EVENING FLIGHT OF EPHEMERÆ.
[Page 269].

"Behold," says Réaumur, "the dragon-fly new born, but very different from those which traverse the air, or rest upon the plants around. It is quite in disguise. The body, though longer than the pupa case out of which it was drawn, has not got all its natural length. The wings, which are the large and useful organs of these flies, have as yet very little more volume than they had when enclosed in the short and straitened pupa case. They are merely furrowed plates, or laminæ, of some thickness, and arranged one over the other, as if packed together. One can scarcely conceive how each of these wings can acquire its proper dimensions,—how it is to enlarge and lengthen sufficiently. They are folded into plaits like a fan, or like the leaf of a tree just about to be developed; hence they naturally appear very narrow, and the cause of their appearing so short is, that each of their longitudinal portions is folded up like the paper lanterns, more frequently used by nuns than by other persons."
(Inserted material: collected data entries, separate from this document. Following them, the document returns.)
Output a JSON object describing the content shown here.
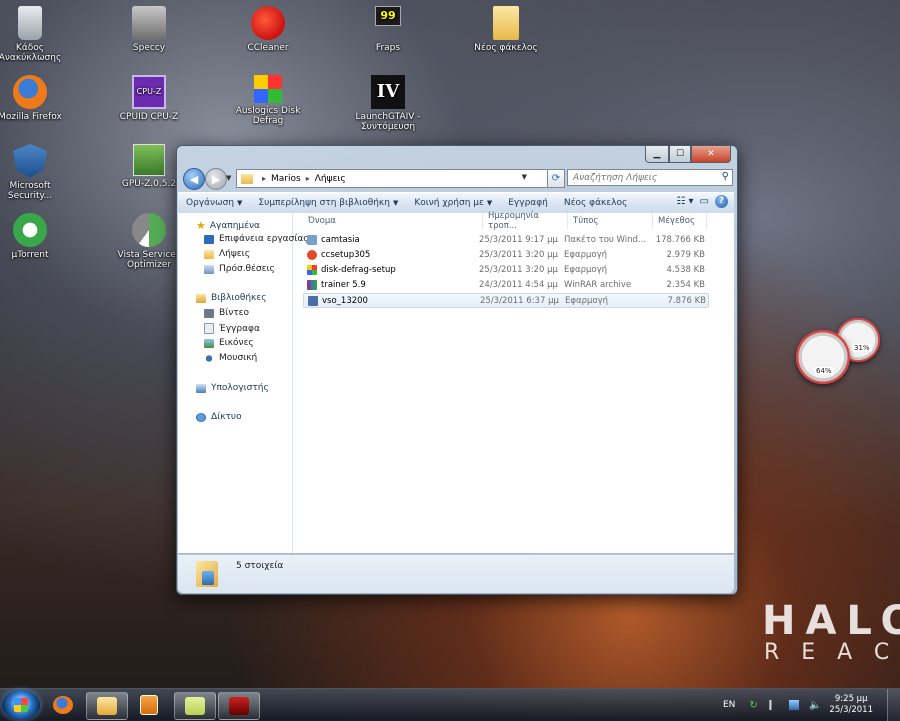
{
  "desktop": {
    "icons": [
      {
        "label": "Κάδος Ανακύκλωσης",
        "icon": "recycle-bin-icon"
      },
      {
        "label": "Speccy",
        "icon": "speccy-icon"
      },
      {
        "label": "CCleaner",
        "icon": "ccleaner-icon"
      },
      {
        "label": "Fraps",
        "icon": "fraps-icon",
        "badge": "99"
      },
      {
        "label": "Νέος φάκελος",
        "icon": "folder-icon"
      },
      {
        "label": "Mozilla Firefox",
        "icon": "firefox-icon"
      },
      {
        "label": "CPUID CPU-Z",
        "icon": "cpuz-icon",
        "badge": "CPU-Z"
      },
      {
        "label": "Auslogics Disk Defrag",
        "icon": "auslogics-icon"
      },
      {
        "label": "LaunchGTAIV - Συντόμευση",
        "icon": "gta-iv-icon",
        "badge": "IV"
      },
      {
        "label": "Microsoft Security...",
        "icon": "security-essentials-icon"
      },
      {
        "label": "GPU-Z.0.5.2",
        "icon": "gpuz-icon"
      },
      {
        "label": "µTorrent",
        "icon": "utorrent-icon"
      },
      {
        "label": "Vista Services Optimizer",
        "icon": "vista-services-icon"
      }
    ],
    "wallpaper_text": {
      "line1": "HALO",
      "line2": "REAC"
    },
    "gadgets": {
      "cpu_percent": "64%",
      "ram_percent": "31%"
    }
  },
  "window": {
    "breadcrumb": [
      "Marios",
      "Λήψεις"
    ],
    "search_placeholder": "Αναζήτηση Λήψεις",
    "toolbar": {
      "organize": "Οργάνωση",
      "include_library": "Συμπερίληψη στη βιβλιοθήκη",
      "share": "Κοινή χρήση με",
      "burn": "Εγγραφή",
      "new_folder": "Νέος φάκελος"
    },
    "nav": {
      "favorites": "Αγαπημένα",
      "favorites_items": [
        "Επιφάνεια εργασίας",
        "Λήψεις",
        "Πρόσ.θέσεις"
      ],
      "libraries": "Βιβλιοθήκες",
      "libraries_items": [
        "Βίντεο",
        "Έγγραφα",
        "Εικόνες",
        "Μουσική"
      ],
      "computer": "Υπολογιστής",
      "network": "Δίκτυο"
    },
    "columns": {
      "name": "Όνομα",
      "date": "Ημερομηνία τροπ...",
      "type": "Τύπος",
      "size": "Μέγεθος"
    },
    "files": [
      {
        "name": "camtasia",
        "date": "25/3/2011 9:17 μμ",
        "type": "Πακέτο του Wind...",
        "size": "178.766 KB",
        "icon": "installer-package-icon",
        "color": "#7a9fc9"
      },
      {
        "name": "ccsetup305",
        "date": "25/3/2011 3:20 μμ",
        "type": "Εφαρμογή",
        "size": "2.979 KB",
        "icon": "ccleaner-setup-icon",
        "color": "#e04a2a"
      },
      {
        "name": "disk-defrag-setup",
        "date": "25/3/2011 3:20 μμ",
        "type": "Εφαρμογή",
        "size": "4.538 KB",
        "icon": "defrag-setup-icon",
        "color": "#3b9a3b"
      },
      {
        "name": "trainer 5.9",
        "date": "24/3/2011 4:54 μμ",
        "type": "WinRAR archive",
        "size": "2.354 KB",
        "icon": "winrar-icon",
        "color": "#8a3a8a"
      },
      {
        "name": "vso_13200",
        "date": "25/3/2011 6:37 μμ",
        "type": "Εφαρμογή",
        "size": "7.876 KB",
        "icon": "vso-app-icon",
        "color": "#4a6fa8"
      }
    ],
    "status": "5 στοιχεία"
  },
  "taskbar": {
    "lang": "EN",
    "time": "9:25 μμ",
    "date": "25/3/2011"
  }
}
The remaining portion of the dragon-fly's history will be found in the next chapter.[S]

Some curious instances are given by various authors of the escape of more than one insect from the same pupa. Thus we are told that a male and female emperor moth were once produced from one larva, and therefore one pupa, of extraordinary size. Messrs. Kirby and Spence tell us of a German entomologist who says, that two specimens of the pine-lappet moth were once produced from one pupa, which was of the remarkable size of two inches in length and one in thickness. But these are very rare instances, the common and almost universal rule being that one pupa only contains one insect.
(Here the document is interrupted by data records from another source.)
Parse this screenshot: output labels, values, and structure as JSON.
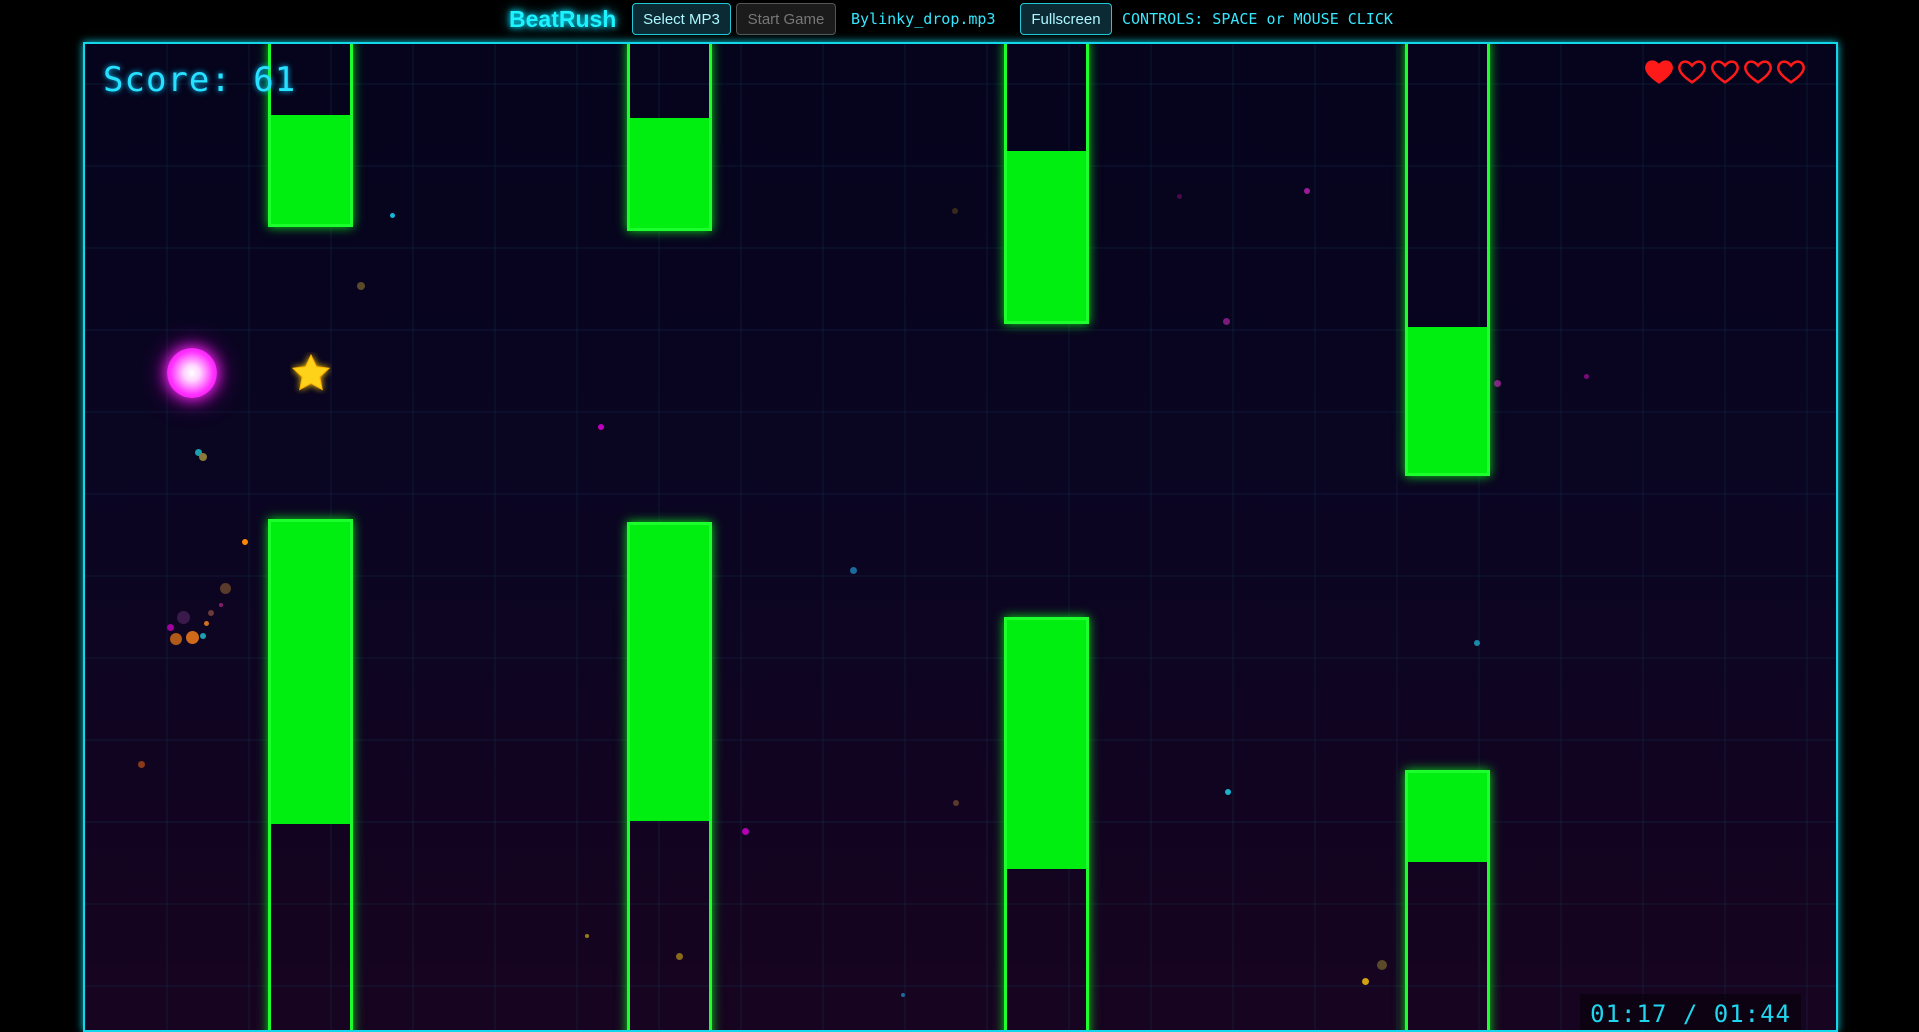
{
  "header": {
    "brand": "BeatRush",
    "select_mp3_label": "Select MP3",
    "start_game_label": "Start Game",
    "file_name": "Bylinky_drop.mp3",
    "fullscreen_label": "Fullscreen",
    "controls_text": "CONTROLS: SPACE or MOUSE CLICK"
  },
  "hud": {
    "score_text": "Score: 61",
    "lives_total": 5,
    "lives_remaining": 1,
    "time_text": "01:17 / 01:44"
  },
  "colors": {
    "accent": "#1ef2ff",
    "pipe": "#00ee10",
    "player": "#ff33ff",
    "heart": "#ff1a1a",
    "star": "#ffd21a"
  },
  "icons": {
    "player": "glowing-ball",
    "collectible": "star-icon",
    "life": "heart-icon"
  }
}
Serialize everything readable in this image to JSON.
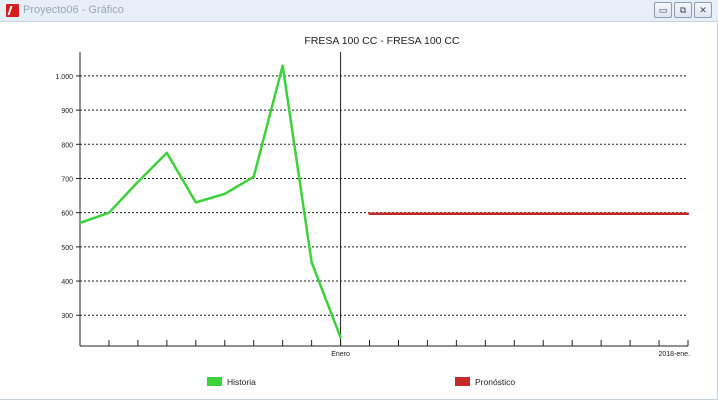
{
  "window": {
    "title": "Proyecto06 - Gráfico",
    "buttons": {
      "minimize": "▭",
      "restore": "⧉",
      "close": "✕"
    }
  },
  "chart_data": {
    "type": "line",
    "title": "FRESA 100 CC - FRESA 100 CC",
    "xlabel": "",
    "ylabel": "",
    "y_ticks": [
      "1.000",
      "900",
      "800",
      "700",
      "600",
      "500",
      "400",
      "300"
    ],
    "y_tick_values": [
      1000,
      900,
      800,
      700,
      600,
      500,
      400,
      300
    ],
    "ylim": [
      210,
      1070
    ],
    "x_period_count": 21,
    "x_tick_labels": [
      {
        "index": 9,
        "label": "Enero"
      },
      {
        "index": 21,
        "label": "2018-ene."
      }
    ],
    "divider_index": 9,
    "grid": true,
    "legend_position": "bottom",
    "series": [
      {
        "name": "Historia",
        "color": "#3cd23c",
        "points": [
          [
            0,
            570
          ],
          [
            1,
            600
          ],
          [
            2,
            690
          ],
          [
            3,
            775
          ],
          [
            4,
            630
          ],
          [
            5,
            655
          ],
          [
            6,
            705
          ],
          [
            7,
            1030
          ],
          [
            8,
            455
          ],
          [
            9,
            235
          ]
        ]
      },
      {
        "name": "Pronóstico",
        "color": "#c42a2a",
        "points": [
          [
            10,
            597
          ],
          [
            21,
            597
          ]
        ]
      }
    ]
  }
}
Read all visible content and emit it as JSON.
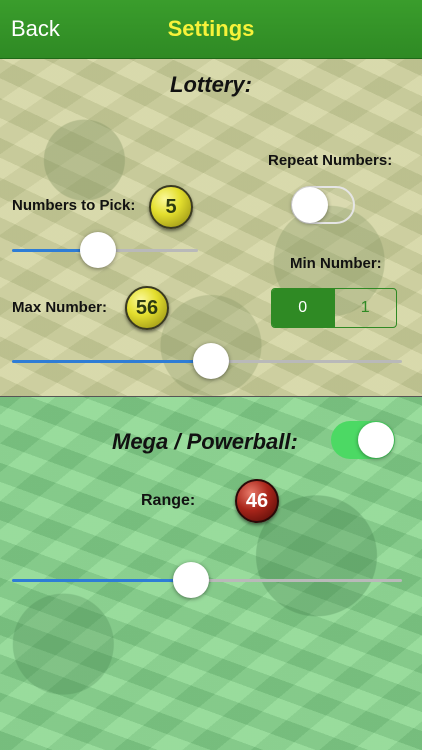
{
  "navbar": {
    "back_label": "Back",
    "title": "Settings"
  },
  "lottery": {
    "heading": "Lottery:",
    "repeat_numbers_label": "Repeat Numbers:",
    "repeat_numbers_on": false,
    "numbers_to_pick_label": "Numbers to Pick:",
    "numbers_to_pick_value": "5",
    "numbers_to_pick_slider_fraction": 0.46,
    "min_number_label": "Min Number:",
    "min_number_options": [
      "0",
      "1"
    ],
    "min_number_selected": "0",
    "max_number_label": "Max Number:",
    "max_number_value": "56",
    "max_number_slider_fraction": 0.51
  },
  "mega": {
    "heading": "Mega / Powerball:",
    "enabled": true,
    "range_label": "Range:",
    "range_value": "46",
    "range_slider_fraction": 0.46
  },
  "colors": {
    "nav_bg": "#2f8a24",
    "nav_title": "#f6f23a",
    "switch_on": "#4cd964",
    "slider_fill": "#2e7dd6"
  }
}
Nothing now remains for us to add to the insect's history in the pupa state. Already,—for it is Spring far advanced,—the air is becoming peopled with insect tribes—

"The insect youth are on the wing,
Eager to taste the honied spring,
And float amid the liquid noon."

A thousand times ten thousand, nay, thousands of thousands, are already in the air; and the low hum of their wings may be heard if we stand breathless and listen in the midst of some sequestered spot, far from the roar and bustle and strife of town life. But the great life-season of the insect world is yet to come; and though May whispers it is nigh, June, July, and August must bring it to us, and with it a teeming multitude of insect flutterers more numerous than the stars of heaven, or the sand-grains of the sea-shore.